The smaller, more efficient facility maintains the capability to assure the reliability, safety, and security of the nation's nuclear deterrent while enabling NNSA to recruit and retain the next generation of scientists and engineers.

Initially announced in 2009, the General Services Administration announced that Zimmer Real Estate Services and CenterPoint Properties had won a bid to build the replacement plant. The site, adjacent to the former Richards-Gebaur Air Force Base in south Kansas City near Grandview, Missouri. Zimmer and CenterPoint already owned the CenterPoint Intermodal Center across the street.

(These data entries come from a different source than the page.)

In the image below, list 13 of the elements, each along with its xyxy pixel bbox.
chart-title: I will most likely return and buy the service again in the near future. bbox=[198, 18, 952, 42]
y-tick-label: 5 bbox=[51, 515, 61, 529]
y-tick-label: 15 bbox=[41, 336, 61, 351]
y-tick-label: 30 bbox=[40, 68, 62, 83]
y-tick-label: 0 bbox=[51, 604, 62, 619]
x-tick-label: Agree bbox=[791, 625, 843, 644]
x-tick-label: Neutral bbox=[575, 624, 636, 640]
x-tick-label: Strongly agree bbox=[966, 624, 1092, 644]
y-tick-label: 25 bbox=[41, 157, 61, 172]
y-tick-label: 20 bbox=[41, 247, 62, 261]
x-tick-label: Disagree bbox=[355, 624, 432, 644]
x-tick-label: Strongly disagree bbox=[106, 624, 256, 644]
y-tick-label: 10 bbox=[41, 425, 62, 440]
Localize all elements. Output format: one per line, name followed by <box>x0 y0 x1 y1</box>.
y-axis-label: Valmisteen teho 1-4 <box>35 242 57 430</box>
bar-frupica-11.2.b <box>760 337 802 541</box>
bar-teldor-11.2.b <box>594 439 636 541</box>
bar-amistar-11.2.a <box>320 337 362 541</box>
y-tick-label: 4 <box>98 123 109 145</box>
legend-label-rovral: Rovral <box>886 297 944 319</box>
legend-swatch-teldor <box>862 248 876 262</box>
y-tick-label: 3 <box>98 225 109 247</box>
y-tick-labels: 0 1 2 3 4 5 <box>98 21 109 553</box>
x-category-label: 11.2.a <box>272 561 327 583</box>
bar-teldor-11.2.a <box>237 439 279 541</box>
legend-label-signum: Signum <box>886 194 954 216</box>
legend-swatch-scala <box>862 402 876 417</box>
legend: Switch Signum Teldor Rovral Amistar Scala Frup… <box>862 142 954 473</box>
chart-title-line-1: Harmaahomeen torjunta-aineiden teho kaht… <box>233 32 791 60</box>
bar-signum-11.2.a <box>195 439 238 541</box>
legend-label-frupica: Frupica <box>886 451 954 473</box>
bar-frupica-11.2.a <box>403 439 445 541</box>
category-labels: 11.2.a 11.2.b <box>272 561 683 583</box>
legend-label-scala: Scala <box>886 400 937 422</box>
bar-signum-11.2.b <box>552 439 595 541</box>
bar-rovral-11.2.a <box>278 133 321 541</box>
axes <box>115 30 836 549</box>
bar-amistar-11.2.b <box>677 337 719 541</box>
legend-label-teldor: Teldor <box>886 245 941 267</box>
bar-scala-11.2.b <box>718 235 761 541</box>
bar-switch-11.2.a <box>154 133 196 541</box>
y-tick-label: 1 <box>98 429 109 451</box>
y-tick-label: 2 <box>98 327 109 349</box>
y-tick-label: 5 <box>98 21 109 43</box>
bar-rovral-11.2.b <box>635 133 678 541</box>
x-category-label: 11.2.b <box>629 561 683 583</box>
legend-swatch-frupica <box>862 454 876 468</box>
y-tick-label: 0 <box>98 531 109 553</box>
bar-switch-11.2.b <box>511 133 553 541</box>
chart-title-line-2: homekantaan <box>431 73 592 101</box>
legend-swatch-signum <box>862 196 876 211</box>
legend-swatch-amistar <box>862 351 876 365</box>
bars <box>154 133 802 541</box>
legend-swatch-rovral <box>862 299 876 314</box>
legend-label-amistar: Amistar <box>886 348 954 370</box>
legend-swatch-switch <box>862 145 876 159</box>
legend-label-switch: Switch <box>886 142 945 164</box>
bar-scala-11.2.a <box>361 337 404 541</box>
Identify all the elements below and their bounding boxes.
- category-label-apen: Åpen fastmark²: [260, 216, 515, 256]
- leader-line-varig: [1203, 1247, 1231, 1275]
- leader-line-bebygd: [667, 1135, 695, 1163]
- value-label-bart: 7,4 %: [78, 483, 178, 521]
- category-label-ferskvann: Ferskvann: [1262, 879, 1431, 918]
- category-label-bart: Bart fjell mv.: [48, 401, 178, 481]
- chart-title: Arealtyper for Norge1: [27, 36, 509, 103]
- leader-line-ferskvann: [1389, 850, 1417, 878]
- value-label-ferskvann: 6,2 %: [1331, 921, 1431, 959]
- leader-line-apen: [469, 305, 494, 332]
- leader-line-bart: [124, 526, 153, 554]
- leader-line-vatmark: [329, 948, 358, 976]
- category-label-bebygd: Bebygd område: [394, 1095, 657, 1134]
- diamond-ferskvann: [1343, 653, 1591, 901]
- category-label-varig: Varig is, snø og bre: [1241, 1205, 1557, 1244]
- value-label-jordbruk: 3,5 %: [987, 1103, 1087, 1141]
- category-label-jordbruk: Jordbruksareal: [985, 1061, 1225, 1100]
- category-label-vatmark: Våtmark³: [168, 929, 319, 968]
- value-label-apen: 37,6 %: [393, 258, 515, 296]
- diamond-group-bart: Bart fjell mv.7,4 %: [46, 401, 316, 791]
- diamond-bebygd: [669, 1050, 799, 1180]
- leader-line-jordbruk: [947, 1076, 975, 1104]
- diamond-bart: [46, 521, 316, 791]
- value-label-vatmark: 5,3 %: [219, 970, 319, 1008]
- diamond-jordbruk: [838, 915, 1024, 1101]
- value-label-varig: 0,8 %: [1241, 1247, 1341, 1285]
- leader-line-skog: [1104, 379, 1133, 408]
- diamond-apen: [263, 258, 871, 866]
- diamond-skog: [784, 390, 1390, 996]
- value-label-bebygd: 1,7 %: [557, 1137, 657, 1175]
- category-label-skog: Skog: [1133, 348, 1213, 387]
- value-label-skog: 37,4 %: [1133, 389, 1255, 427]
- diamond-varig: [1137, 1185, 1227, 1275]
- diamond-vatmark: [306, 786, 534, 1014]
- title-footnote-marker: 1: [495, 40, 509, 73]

The creative ownership method works this way: a government authority (the Kansas City Planned Industrial Expansion Authority) owns the land and improvements and leases the project to CPZ Holding LLC. CPZ Holding subleases it to CenterPoint Zimmer LLC, which sub-subleases it to the government. Upon expiration of the government authority's lease, CPZ Holding will own the project. Financing for the $750+ million project cost was structured and provided by CGA Capital. In March 2017 affiliates of CGA Capital acquired all of the interests of and in CPZ Holding from CenterPoint Properties and its partners, and will own the project upon expiration of the government authority's lease.

HNTB Architecture designed the campus, Gibbens Drake Scott Inc. designed the mechanical, electrical, and plumbing features, which consist of 1.5 million rentable square feet on the northwest corner of Missouri Highway 150 and Botts Road on the north edge of Richards-Gebaur.

The developers pay more than $5 million a year in lieu of property taxes. Half is used to retire the debt service on $40 million worth of public infrastructure improvements and half funds local tax agencies.